I think that's a universal challenge of ontologies in general that so much of human thought is based on major assumptions about background knowledge that people don't articulate, and in life sciences that plays out because even the most fundamental concept is something where we actually have to make policies about what we really mean by something.
Just think about what it means to say, 'What is a gene?' What portion of the DNA constitutes the gene? Does it include the promoter, does it include the intervening sequences? There's not a clear definition of where in the DNA material the gene begins and where it ends, and that's something that's so fundamental to what we do that it raises questions of how we draw boundaries in everything that we want to put into an ontology.
That should keep you occupied for awhile.
Is there anything else that you think is worth noting about this NIH funding and what you're able to do with it now?

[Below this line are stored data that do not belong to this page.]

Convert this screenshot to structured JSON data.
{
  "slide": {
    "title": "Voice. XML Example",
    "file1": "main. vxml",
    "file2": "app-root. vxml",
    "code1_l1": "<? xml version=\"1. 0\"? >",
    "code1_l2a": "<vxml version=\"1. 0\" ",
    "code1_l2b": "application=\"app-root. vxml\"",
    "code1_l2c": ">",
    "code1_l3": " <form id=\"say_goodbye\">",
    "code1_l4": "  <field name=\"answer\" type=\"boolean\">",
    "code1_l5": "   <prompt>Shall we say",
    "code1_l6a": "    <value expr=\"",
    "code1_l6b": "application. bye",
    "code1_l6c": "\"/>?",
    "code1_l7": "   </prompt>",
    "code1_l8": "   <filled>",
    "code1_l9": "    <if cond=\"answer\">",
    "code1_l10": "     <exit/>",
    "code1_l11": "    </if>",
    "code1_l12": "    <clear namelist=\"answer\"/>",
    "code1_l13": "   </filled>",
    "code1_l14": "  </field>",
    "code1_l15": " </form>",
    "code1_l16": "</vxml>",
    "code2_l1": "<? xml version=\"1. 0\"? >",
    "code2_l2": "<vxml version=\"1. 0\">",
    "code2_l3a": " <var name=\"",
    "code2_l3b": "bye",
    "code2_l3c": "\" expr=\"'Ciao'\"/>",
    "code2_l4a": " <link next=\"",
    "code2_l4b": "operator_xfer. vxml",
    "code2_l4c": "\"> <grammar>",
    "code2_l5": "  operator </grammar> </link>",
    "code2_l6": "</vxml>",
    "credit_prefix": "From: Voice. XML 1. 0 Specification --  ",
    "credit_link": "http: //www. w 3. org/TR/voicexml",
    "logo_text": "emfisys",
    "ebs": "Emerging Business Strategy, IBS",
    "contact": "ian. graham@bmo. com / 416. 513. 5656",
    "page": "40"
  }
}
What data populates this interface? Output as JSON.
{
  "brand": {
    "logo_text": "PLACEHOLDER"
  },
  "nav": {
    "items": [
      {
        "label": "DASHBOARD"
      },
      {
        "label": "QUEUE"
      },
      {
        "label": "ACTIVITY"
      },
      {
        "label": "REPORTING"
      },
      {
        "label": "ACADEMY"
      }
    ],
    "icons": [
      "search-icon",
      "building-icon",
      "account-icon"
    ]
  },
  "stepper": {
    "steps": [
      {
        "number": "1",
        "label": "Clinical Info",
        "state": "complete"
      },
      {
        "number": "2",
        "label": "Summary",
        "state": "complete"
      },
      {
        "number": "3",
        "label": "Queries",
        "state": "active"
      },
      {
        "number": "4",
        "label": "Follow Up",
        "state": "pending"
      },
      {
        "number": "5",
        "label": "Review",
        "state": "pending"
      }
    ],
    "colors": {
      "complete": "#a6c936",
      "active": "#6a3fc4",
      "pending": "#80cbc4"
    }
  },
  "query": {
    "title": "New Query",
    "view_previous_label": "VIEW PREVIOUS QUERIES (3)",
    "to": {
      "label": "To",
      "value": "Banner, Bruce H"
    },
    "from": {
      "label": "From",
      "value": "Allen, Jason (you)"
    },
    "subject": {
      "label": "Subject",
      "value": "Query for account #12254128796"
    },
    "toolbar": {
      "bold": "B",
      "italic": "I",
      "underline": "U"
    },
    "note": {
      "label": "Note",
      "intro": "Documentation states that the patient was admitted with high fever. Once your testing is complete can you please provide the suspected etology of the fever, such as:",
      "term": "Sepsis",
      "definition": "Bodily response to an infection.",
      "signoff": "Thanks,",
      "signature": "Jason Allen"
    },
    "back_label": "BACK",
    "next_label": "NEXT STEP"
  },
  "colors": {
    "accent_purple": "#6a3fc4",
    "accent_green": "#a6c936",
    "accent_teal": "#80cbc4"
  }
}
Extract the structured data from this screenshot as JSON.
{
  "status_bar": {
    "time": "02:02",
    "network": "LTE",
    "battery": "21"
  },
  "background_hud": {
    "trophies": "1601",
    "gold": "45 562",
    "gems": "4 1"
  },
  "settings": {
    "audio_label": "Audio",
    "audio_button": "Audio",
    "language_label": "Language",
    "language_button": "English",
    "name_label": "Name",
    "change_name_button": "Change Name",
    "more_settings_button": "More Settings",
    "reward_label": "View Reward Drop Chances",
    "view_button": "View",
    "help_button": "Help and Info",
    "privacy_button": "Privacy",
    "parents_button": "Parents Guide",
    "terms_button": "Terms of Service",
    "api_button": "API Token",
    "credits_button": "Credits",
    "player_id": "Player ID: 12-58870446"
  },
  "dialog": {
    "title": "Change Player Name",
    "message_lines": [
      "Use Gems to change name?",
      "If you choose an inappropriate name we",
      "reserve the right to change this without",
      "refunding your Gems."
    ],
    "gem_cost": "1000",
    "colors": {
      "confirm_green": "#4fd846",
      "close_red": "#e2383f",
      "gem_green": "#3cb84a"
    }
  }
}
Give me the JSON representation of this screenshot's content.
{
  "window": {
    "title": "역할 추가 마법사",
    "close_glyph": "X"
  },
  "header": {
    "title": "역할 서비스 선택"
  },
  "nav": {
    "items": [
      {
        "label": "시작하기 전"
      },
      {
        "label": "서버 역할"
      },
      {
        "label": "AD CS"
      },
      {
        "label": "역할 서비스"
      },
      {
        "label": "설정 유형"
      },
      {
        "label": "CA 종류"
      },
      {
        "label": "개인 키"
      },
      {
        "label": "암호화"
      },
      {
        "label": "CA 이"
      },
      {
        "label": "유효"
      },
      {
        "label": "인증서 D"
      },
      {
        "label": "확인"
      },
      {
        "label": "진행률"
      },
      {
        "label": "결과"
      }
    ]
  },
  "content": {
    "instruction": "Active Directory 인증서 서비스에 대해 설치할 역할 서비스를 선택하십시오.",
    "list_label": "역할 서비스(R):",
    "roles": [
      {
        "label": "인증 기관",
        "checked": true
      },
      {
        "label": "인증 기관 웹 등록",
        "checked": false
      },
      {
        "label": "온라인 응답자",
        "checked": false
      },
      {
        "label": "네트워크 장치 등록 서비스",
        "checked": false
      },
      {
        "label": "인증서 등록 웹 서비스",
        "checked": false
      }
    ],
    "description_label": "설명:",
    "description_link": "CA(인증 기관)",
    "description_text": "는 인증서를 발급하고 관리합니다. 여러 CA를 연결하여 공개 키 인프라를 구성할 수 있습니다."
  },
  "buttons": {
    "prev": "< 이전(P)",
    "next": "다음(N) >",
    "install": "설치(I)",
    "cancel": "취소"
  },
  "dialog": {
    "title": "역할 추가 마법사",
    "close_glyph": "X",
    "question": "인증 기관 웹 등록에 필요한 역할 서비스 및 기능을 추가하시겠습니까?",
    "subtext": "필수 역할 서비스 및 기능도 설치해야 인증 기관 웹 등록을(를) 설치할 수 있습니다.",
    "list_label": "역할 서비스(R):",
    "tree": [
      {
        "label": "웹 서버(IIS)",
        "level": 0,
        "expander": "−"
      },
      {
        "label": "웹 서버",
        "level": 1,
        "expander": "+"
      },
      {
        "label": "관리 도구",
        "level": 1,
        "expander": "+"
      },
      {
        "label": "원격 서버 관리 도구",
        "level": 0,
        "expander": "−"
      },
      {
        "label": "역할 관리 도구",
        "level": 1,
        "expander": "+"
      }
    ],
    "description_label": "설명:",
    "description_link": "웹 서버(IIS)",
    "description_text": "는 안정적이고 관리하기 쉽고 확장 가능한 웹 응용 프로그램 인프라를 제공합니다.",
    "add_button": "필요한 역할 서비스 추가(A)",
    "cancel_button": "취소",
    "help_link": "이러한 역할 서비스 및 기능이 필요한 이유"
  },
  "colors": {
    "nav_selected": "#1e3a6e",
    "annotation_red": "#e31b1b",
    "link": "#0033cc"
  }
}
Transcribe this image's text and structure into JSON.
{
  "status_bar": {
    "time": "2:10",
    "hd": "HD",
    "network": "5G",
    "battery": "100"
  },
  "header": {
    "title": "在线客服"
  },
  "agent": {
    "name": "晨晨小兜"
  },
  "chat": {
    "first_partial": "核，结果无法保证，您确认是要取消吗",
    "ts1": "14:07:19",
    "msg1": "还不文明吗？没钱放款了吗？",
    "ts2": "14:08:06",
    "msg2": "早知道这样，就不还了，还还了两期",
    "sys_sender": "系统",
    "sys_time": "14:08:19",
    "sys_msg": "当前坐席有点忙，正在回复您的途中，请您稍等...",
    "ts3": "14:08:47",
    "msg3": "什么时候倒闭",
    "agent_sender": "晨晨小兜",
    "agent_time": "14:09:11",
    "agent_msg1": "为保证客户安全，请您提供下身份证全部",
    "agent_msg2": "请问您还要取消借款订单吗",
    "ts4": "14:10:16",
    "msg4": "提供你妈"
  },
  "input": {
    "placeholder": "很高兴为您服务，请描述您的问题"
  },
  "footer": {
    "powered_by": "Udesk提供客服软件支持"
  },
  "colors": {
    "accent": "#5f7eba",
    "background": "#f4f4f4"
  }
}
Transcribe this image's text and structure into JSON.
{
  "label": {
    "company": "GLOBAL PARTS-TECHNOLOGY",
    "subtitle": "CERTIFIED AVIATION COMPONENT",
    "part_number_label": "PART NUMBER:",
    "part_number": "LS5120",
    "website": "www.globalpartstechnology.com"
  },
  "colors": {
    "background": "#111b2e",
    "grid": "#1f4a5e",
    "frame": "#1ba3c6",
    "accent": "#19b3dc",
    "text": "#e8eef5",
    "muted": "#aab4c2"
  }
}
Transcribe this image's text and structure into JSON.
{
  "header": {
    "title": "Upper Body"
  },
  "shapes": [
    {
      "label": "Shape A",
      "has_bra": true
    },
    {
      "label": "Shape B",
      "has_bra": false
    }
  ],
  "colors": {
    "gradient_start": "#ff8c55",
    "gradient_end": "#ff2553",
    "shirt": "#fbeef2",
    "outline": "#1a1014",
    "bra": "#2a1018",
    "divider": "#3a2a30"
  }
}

One thing to mention is really the surprise that I and the other members of this consortium had over the enthusiasm within NIH for this kind of a center. When we submitted our proposal, we weren't sure whether ontologies would be viewed as mainstream, and the priority with which people would recognize that ontologies are important in biomedicine. And it's just been really gratifying to us to see that the National Heart Lung and Blood Institute has a request for information regarding ontologies related to its particular domain, and it really looks like there are going to be major benefits to each of the NIH institutes and basically all of us in biomedicine as we can not only build more ontologies, but actually then have them structured in some sort of an online mechanism where we can actually find the ones that we really want.